Zoom a mi ojo derecho otra vez. Acércate, acércate más, mírame bien dentro. Me llevé la cámara a Madrid, mi primer año en la universidad, y sobre todo fotografié la vida en el colegio mayor. Allí incluso aprendí a revelar. Fotos de la fiesta de la primavera. Yo, la última vez que llevé el pelo largo por debajo de mis hombros; no recuerdo los nombres de las gentes que salen en mis fotos, al menos no de la mayoría. Luego aparecen rostros más conocidos, rostros que dejé de fotografiar para pasar a acariciar. ¿Quién son estos desconocidos? ¿Y quién soy yo? De aquel año solo aparezco en un par de fotos, alguien me las hizo; en una estoy sosteniendo una taza de café que me regalaron después de sufrir mi primer ataque de pánico, salgo sonriendo. A mi madre le encanta esa foto. Hoy está en nuestra pared. No me reconozco en las fotos donde salgo de fiesta y con el pelo largo, sin embargo, en esa otra. Después de. No soy aquella tampoco, pero soy más yo. En esos días me llegó el amor muy fuerte, el amor de cuando tienes menos de veinte años, ese que parece que te mata. Ese que siempre parece el definitivo. Todavía los móviles no tenían cámara. Las putas fotos del fotomatón. Las primeras fotos digitales. Y la primera foto que me miró, la que me llevó a todas las demás, la primera con la que empiezo este camino.
El beso del Hotel de la Villa1, de Doisneau, es la primera fotografía que recuerdo haber mirado durante horas. Y ni siquiera me gusta especialmente, pero estaba allí, colocada en su cuarto. Era una fotografía con Historia y con relato. Sabía que era una imagen famosa, icónica. La mirábamos de cuando en cuando, entre conversaciones y besos, pero ella nos miraba todo el tiempo, muy fijamente. Nos vio querernos, fue nuestro testigo. Follábamos bajo aquella imagen. Nos besábamos ante aquella imagen. Fue para mí el objeto en la pared a reverenciar que sustituyó al crucifijo. Fue salir de la infancia. Fue como salir del armario para que la vida tuviera solo lugar entre cuatro paredes y El beso de Doisneau, era como una ventana. Nunca me ha gustado demasiado, como si hubiese detrás una tremenda puesta en escena. Y en realidad parece que la había: Robert Doisneau contrató a dos actores para que escenificaran aquella instantánea en París, en el Hotel de la Villa… pero a ella le gustaba. Era el póster de la foto que había tenido también su hermano en su pared del colegio mayor cuando había estudiado como ella en Madrid, y se repetía el gesto. Gestos que se repetían. París después de la guerra, la imagen que devolvía el calor a Europa2. Un beso performado. Un beso de mentira. Esa pareja besándose, ausentes de los demás, ausentes de lo que les rodea, mentira o no; posado, pactado, robado, es bonito. La gente que aparece en la fotografía no está difuminada pero casi. Los demás están en movimiento, se puede percibir, y esa pareja de actores están en la quietud del beso, en un tiempo suspendido.

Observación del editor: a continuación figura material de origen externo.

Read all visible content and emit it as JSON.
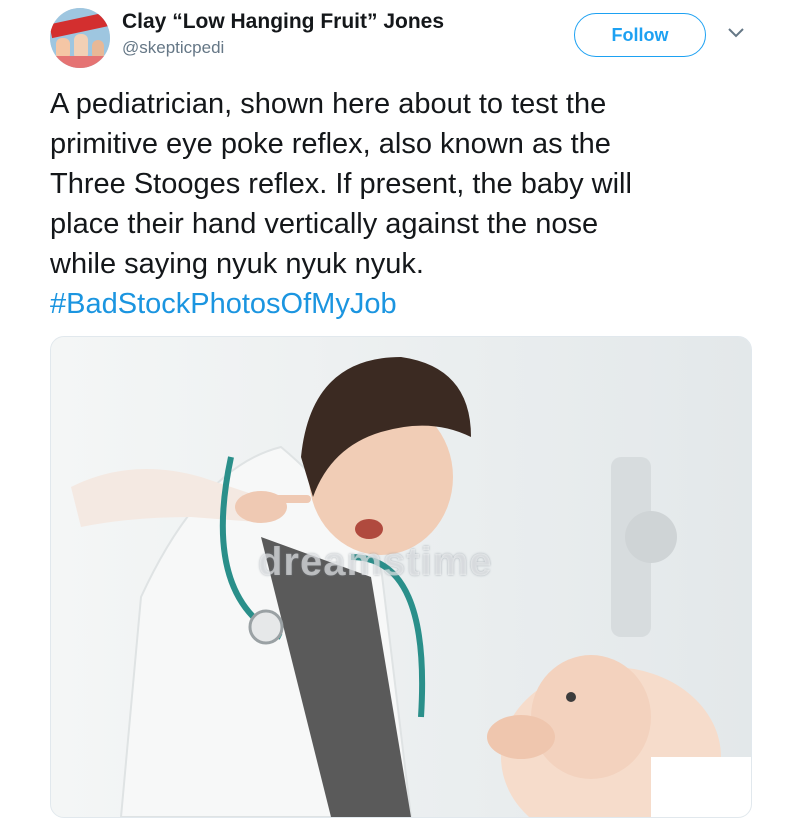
{
  "author": {
    "display_name": "Clay “Low Hanging Fruit” Jones",
    "handle": "@skepticpedi"
  },
  "actions": {
    "follow_label": "Follow"
  },
  "tweet": {
    "lines": [
      "A pediatrician, shown here about to test the",
      "primitive eye poke reflex, also known as the",
      "Three Stooges reflex. If present, the baby will",
      "place their hand vertically against the nose",
      "while saying nyuk nyuk nyuk."
    ],
    "hashtag": "#BadStockPhotosOfMyJob"
  },
  "media": {
    "watermark": "dreamstime"
  },
  "colors": {
    "accent": "#1da1f2",
    "hashtag": "#1b95e0",
    "text": "#14171a",
    "secondary": "#657786"
  },
  "icons": {
    "more": "chevron-down-icon"
  }
}
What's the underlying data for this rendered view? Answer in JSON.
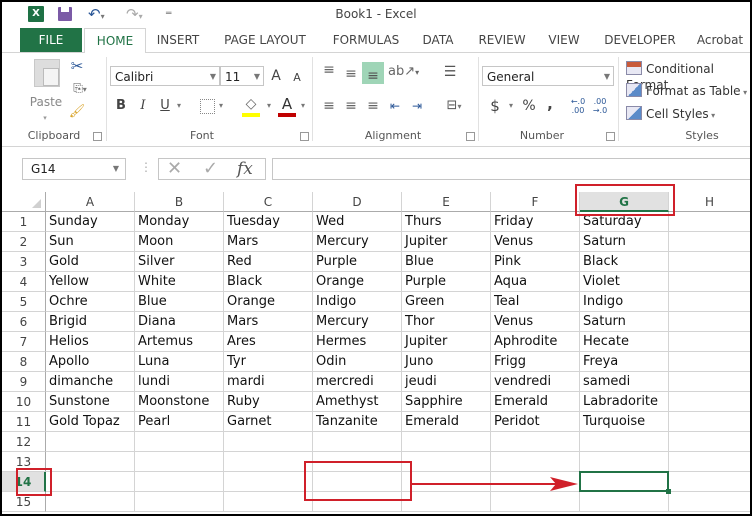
{
  "window": {
    "title": "Book1 - Excel",
    "app_icon": "excel-logo-icon",
    "app_icon_text": "X"
  },
  "quick_access": {
    "save": "save-icon",
    "undo": "undo-icon",
    "redo": "redo-icon",
    "customize": "customize-qat-icon"
  },
  "tabs": [
    {
      "label": "FILE"
    },
    {
      "label": "HOME"
    },
    {
      "label": "INSERT"
    },
    {
      "label": "PAGE LAYOUT"
    },
    {
      "label": "FORMULAS"
    },
    {
      "label": "DATA"
    },
    {
      "label": "REVIEW"
    },
    {
      "label": "VIEW"
    },
    {
      "label": "DEVELOPER"
    },
    {
      "label": "Acrobat"
    }
  ],
  "active_tab": "HOME",
  "ribbon": {
    "clipboard": {
      "label": "Clipboard",
      "paste": "Paste"
    },
    "font": {
      "label": "Font",
      "font_name": "Calibri",
      "font_size": "11",
      "bold": "B",
      "italic": "I",
      "underline": "U",
      "grow": "A",
      "shrink": "A",
      "font_color": "A",
      "fill_color_hex": "#ffff00",
      "font_color_hex": "#c00000"
    },
    "alignment": {
      "label": "Alignment"
    },
    "number": {
      "label": "Number",
      "format": "General",
      "currency": "$",
      "percent": "%",
      "comma": ",",
      "inc_decimal": "←.0 .00",
      "dec_decimal": ".00 →.0"
    },
    "styles": {
      "label": "Styles",
      "conditional": "Conditional Format",
      "format_table": "Format as Table",
      "cell_styles": "Cell Styles"
    }
  },
  "formula_bar": {
    "name_box": "G14",
    "cancel": "✕",
    "enter": "✓",
    "fx": "fx",
    "value": ""
  },
  "sheet": {
    "columns": [
      "A",
      "B",
      "C",
      "D",
      "E",
      "F",
      "G",
      "H"
    ],
    "selected_column": "G",
    "selected_row": "14",
    "active_cell": "G14",
    "rows": [
      {
        "n": "1",
        "cells": [
          "Sunday",
          "Monday",
          "Tuesday",
          "Wed",
          "Thurs",
          "Friday",
          "Saturday",
          ""
        ]
      },
      {
        "n": "2",
        "cells": [
          "Sun",
          "Moon",
          "Mars",
          "Mercury",
          "Jupiter",
          "Venus",
          "Saturn",
          ""
        ]
      },
      {
        "n": "3",
        "cells": [
          "Gold",
          "Silver",
          "Red",
          "Purple",
          "Blue",
          "Pink",
          "Black",
          ""
        ]
      },
      {
        "n": "4",
        "cells": [
          "Yellow",
          "White",
          "Black",
          "Orange",
          "Purple",
          "Aqua",
          "Violet",
          ""
        ]
      },
      {
        "n": "5",
        "cells": [
          "Ochre",
          "Blue",
          "Orange",
          "Indigo",
          "Green",
          "Teal",
          "Indigo",
          ""
        ]
      },
      {
        "n": "6",
        "cells": [
          "Brigid",
          "Diana",
          "Mars",
          "Mercury",
          "Thor",
          "Venus",
          "Saturn",
          ""
        ]
      },
      {
        "n": "7",
        "cells": [
          "Helios",
          "Artemus",
          "Ares",
          "Hermes",
          "Jupiter",
          "Aphrodite",
          "Hecate",
          ""
        ]
      },
      {
        "n": "8",
        "cells": [
          "Apollo",
          "Luna",
          "Tyr",
          "Odin",
          "Juno",
          "Frigg",
          "Freya",
          ""
        ]
      },
      {
        "n": "9",
        "cells": [
          "dimanche",
          "lundi",
          "mardi",
          "mercredi",
          "jeudi",
          "vendredi",
          "samedi",
          ""
        ]
      },
      {
        "n": "10",
        "cells": [
          "Sunstone",
          "Moonstone",
          "Ruby",
          "Amethyst",
          "Sapphire",
          "Emerald",
          "Labradorite",
          ""
        ]
      },
      {
        "n": "11",
        "cells": [
          "Gold Topaz",
          "Pearl",
          "Garnet",
          "Tanzanite",
          "Emerald",
          "Peridot",
          "Turquoise",
          ""
        ]
      },
      {
        "n": "12",
        "cells": [
          "",
          "",
          "",
          "",
          "",
          "",
          "",
          ""
        ]
      },
      {
        "n": "13",
        "cells": [
          "",
          "",
          "",
          "",
          "",
          "",
          "",
          ""
        ]
      },
      {
        "n": "14",
        "cells": [
          "",
          "",
          "",
          "",
          "",
          "",
          "",
          ""
        ]
      },
      {
        "n": "15",
        "cells": [
          "",
          "",
          "",
          "",
          "",
          "",
          "",
          ""
        ]
      }
    ]
  },
  "annotations": {
    "highlight_color": "#d0202a",
    "active_color": "#217346"
  }
}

Era desde allí desde donde nos miraba la imagen, desde fuera del tiempo esa imagen ya lo sabía todo. Sigo sin saber qué significó aquella imagen pasada, y yo siempre quiero saber todo con absoluta exactitud. Bonita foto, y el beso que se dieron, y el beso que nos dimos juntas.
1 Le Baiser de’l hôtel de ville se realizó en París en 1950. Doisneau contrató a dos actores Françoise Bornet y Jacques Carteaud para escenificar el beso. El fotógrafo jamás lo reveló.
2 Cuando terminó la II Guerra Mundial, el mundo necesitaba volver a la normalidad. Se inició entonces la Fotografía Humanista, donde se deseaba recobrar la esperanza. La fotografía humanista se centró en retratar niños, parejas y besos. Eran poderosas imágenes de esperanza y optimismo para el futuro. No solo destacó Doisneau, también Cartier-Bresson, Willy Ronnis, o Izis.